Private equity EV/Revenue multiples have increased 70% since 2000.  They averaged 10.3x for the first three quarters of 2018 versus 6.6x in 2000.  As a result of these higher valuation expectations, the traditional private equity playbook of acquire, cost restructuring, and flip based on financial engineering are being disrupted by growth equity PE players like Vista who demonstrated the success of this model through the acquisition and sale of Marketo.  Vista acquired a struggling Marketo in 2016 for $1.75B, improved it, and sold to Adobe a little more than two years later for $4.75B.  To learn more about this deal click thru Billionaire Robert Smith’s Vista Equity Makes $3 Billion Selling Marketo

Pitchbook recently published a free piece of research that dives into the trends and drivers for PE multiple expansion.  The following chart is very illustrative:

Debt/EBITDA multiples have increased 70% from 3.3x to 5.6x, while EV/Equity multiples have increased  45% and overall EV/EBITDA multiples have increased 58%.

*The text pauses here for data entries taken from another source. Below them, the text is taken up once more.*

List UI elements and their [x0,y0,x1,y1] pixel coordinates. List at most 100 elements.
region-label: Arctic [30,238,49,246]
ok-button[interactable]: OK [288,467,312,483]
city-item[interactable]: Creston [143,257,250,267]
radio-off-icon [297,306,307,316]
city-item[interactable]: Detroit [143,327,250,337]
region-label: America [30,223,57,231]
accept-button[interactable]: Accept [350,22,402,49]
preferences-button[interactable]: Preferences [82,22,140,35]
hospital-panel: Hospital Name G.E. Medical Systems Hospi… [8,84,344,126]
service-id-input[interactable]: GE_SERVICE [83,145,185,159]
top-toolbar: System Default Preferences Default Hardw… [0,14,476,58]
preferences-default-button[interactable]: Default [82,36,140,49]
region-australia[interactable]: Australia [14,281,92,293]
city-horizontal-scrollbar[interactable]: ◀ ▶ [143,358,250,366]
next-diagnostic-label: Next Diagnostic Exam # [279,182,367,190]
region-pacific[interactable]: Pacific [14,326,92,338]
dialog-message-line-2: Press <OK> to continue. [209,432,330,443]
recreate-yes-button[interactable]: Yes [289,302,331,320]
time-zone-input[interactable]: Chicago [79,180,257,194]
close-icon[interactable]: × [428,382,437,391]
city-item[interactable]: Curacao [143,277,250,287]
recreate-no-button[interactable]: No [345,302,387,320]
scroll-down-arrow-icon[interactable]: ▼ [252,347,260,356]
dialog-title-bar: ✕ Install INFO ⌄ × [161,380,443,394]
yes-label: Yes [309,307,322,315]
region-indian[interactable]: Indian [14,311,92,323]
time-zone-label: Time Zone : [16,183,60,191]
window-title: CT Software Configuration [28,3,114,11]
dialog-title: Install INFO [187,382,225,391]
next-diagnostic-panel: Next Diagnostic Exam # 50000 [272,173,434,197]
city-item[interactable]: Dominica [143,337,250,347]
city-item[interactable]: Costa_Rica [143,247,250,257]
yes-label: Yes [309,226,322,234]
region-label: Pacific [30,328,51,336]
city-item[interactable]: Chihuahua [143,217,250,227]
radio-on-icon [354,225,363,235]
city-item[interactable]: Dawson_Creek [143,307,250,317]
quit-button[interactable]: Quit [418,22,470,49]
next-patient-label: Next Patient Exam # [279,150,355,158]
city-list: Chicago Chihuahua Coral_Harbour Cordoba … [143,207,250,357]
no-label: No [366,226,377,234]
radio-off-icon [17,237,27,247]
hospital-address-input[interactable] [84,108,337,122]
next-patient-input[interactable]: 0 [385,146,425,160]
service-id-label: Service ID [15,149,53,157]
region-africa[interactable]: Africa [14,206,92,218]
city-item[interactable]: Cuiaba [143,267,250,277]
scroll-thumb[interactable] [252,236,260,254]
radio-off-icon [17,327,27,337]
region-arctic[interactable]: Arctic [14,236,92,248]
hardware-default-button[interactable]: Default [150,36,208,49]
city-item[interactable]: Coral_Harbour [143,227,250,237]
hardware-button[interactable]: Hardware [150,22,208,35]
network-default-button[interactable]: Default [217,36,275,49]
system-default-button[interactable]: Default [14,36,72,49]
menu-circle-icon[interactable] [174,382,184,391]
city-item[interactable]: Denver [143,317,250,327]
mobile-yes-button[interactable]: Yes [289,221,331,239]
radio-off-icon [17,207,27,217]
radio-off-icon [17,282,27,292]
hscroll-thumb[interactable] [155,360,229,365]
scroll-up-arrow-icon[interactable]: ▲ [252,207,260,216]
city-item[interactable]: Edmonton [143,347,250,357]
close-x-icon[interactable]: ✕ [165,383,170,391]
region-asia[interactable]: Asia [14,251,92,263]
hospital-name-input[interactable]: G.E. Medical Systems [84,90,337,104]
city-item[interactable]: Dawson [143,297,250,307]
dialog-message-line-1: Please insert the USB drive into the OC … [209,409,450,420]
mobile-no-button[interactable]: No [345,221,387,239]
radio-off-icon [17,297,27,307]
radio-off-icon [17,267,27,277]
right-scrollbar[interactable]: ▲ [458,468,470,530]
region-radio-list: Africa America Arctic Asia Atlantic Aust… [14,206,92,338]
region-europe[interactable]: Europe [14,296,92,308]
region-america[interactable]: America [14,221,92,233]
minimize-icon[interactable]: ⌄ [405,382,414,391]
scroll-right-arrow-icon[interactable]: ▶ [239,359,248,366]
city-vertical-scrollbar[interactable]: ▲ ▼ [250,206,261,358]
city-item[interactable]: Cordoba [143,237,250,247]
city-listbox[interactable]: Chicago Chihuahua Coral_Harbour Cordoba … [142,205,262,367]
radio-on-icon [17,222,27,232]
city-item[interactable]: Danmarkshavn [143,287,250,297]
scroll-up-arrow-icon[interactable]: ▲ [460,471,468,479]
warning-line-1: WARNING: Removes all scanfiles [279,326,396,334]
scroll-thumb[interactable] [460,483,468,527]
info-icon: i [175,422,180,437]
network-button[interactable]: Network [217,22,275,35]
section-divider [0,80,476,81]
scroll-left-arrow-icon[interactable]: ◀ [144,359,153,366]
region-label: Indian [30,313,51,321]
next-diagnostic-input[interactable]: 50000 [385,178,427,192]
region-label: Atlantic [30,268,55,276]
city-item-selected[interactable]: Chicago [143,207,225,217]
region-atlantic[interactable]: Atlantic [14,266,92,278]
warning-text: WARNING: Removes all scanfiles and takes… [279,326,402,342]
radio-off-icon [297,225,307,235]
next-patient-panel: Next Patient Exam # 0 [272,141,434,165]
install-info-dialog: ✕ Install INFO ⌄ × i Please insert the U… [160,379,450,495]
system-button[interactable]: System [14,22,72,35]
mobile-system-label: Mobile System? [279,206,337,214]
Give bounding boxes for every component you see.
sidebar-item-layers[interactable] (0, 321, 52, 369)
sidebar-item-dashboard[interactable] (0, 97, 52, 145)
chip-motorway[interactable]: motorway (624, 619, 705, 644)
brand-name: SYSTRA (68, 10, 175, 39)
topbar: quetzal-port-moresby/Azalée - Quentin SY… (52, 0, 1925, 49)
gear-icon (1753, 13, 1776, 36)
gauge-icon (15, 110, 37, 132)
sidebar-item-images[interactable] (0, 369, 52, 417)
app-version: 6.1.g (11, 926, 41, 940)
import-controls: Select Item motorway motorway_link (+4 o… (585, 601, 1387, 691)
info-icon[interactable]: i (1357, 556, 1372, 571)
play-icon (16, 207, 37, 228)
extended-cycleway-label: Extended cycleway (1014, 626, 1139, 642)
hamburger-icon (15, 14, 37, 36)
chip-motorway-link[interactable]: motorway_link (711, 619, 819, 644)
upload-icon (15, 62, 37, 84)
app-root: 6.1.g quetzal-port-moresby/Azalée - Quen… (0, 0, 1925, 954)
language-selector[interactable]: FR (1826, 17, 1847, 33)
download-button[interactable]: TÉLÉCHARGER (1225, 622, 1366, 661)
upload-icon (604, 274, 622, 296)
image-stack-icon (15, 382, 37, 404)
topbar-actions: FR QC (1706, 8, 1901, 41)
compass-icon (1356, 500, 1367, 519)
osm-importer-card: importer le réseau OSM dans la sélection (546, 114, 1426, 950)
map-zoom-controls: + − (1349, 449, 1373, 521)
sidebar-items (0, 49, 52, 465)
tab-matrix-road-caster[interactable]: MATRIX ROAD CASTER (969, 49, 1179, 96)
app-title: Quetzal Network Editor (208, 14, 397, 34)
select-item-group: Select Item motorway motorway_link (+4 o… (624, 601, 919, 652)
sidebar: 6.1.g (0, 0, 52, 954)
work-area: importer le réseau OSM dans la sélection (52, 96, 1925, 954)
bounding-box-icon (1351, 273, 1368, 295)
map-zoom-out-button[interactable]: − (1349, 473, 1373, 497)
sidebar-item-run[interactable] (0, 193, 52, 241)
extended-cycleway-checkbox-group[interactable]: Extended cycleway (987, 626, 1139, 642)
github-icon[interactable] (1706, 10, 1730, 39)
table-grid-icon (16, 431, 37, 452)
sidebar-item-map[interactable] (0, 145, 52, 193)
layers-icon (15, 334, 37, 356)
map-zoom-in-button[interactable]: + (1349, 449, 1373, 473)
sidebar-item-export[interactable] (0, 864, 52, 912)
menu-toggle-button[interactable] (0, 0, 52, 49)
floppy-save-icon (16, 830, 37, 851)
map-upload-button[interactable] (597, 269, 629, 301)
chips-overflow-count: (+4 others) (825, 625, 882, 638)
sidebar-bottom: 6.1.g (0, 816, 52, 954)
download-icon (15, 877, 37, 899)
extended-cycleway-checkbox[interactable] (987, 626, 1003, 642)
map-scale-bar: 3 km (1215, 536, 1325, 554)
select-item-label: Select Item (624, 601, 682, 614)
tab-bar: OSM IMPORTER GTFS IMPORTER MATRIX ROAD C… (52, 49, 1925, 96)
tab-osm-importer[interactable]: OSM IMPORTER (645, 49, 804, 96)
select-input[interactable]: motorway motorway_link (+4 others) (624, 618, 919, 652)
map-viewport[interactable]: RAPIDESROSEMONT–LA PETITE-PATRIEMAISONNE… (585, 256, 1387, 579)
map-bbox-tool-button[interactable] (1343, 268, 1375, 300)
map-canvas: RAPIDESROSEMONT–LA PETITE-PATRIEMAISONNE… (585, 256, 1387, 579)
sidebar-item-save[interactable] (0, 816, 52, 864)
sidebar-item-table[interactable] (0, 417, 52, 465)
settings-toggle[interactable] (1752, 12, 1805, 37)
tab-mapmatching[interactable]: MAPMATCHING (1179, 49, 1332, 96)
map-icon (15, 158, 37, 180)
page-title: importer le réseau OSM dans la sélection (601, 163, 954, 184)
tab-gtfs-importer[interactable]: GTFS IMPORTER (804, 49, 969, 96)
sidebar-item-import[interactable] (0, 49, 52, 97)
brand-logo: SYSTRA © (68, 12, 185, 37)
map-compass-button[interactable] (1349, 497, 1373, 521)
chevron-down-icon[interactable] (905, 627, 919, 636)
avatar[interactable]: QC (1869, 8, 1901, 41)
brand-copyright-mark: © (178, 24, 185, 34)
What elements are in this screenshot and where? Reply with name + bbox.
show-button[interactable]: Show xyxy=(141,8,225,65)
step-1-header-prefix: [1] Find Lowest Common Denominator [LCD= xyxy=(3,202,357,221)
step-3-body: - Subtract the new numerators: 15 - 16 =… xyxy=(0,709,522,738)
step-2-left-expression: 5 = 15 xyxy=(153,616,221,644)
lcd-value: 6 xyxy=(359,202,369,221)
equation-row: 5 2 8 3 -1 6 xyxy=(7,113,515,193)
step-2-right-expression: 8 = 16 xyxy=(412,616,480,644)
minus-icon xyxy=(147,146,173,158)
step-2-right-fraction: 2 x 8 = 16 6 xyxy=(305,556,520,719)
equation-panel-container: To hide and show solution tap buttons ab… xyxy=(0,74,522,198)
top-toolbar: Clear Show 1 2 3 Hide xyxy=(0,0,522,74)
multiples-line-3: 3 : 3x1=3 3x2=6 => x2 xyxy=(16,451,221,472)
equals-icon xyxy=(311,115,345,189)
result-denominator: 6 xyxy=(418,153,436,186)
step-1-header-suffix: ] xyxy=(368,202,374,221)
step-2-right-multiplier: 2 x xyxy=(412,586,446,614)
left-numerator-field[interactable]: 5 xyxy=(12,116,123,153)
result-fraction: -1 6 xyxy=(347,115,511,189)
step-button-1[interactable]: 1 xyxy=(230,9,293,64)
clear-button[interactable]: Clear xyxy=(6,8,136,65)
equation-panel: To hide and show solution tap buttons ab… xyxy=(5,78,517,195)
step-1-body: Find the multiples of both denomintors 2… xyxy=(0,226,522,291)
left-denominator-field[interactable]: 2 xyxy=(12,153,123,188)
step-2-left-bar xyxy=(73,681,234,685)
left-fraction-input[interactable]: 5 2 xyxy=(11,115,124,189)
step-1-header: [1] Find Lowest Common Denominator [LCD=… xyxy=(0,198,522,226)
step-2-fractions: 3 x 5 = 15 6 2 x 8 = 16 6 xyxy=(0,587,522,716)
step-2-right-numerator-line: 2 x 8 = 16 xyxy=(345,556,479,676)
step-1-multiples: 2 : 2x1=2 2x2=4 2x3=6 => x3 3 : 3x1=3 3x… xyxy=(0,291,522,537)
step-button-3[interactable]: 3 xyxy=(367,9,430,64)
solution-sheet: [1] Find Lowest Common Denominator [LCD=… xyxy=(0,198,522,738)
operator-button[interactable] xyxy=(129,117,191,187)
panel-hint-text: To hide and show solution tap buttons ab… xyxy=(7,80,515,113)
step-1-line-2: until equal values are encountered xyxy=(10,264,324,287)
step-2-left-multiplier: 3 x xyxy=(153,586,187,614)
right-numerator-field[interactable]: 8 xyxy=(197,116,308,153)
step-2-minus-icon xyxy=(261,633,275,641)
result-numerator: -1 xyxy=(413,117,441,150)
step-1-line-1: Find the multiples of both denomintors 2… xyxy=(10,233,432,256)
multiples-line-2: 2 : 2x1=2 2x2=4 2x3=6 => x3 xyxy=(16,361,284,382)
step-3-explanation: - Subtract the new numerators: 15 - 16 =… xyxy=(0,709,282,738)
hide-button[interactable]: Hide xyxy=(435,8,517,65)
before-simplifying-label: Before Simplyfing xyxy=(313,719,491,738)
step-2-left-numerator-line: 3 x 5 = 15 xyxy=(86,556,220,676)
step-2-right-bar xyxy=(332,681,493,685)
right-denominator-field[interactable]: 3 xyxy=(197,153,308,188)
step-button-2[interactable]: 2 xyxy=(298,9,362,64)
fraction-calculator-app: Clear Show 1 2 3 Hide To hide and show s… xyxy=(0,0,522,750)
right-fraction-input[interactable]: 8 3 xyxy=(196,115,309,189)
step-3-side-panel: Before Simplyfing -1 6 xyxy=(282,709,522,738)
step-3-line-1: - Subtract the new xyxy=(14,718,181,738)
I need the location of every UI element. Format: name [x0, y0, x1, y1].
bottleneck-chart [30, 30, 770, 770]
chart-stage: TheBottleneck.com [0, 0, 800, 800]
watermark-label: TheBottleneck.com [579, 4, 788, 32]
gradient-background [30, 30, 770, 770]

Pitchbook cites a number of factors behind the multiple expansion:

  • Abundance of PE dry powder
  • A continuously low interest rate environment
  • Relaxed regulations on leveraged lending
  • Increased competition from strategics due to the plentiful cash on corporate balance sheets
  • PE firms have begun targeting larger portfolio companies, which tend to trade at higher multiples in both public and private markets; median deal size has grown from $28.5 million in 2009 to $100.0 million in 2017
  • PE firms have also developed an appetite for companies in fast-growing industries, such as enterprise software, shedding their reputation as distressed specialists in more mature sectors. These fast-growing companies tend to command higher multiples because their future earnings and cash flows are assumed to be significantly larger than current figures.

Pitchbook also found that add-on transactions tended to have traded at a premium to non add-on deals:

PE EV/EBITDA Eit Multiples

The premiums are justified by the classic economics of add-on deals: synergies from operational consolidation, cost cutting, and revenue expansion through access to a larger assembled customer base and distribution channels.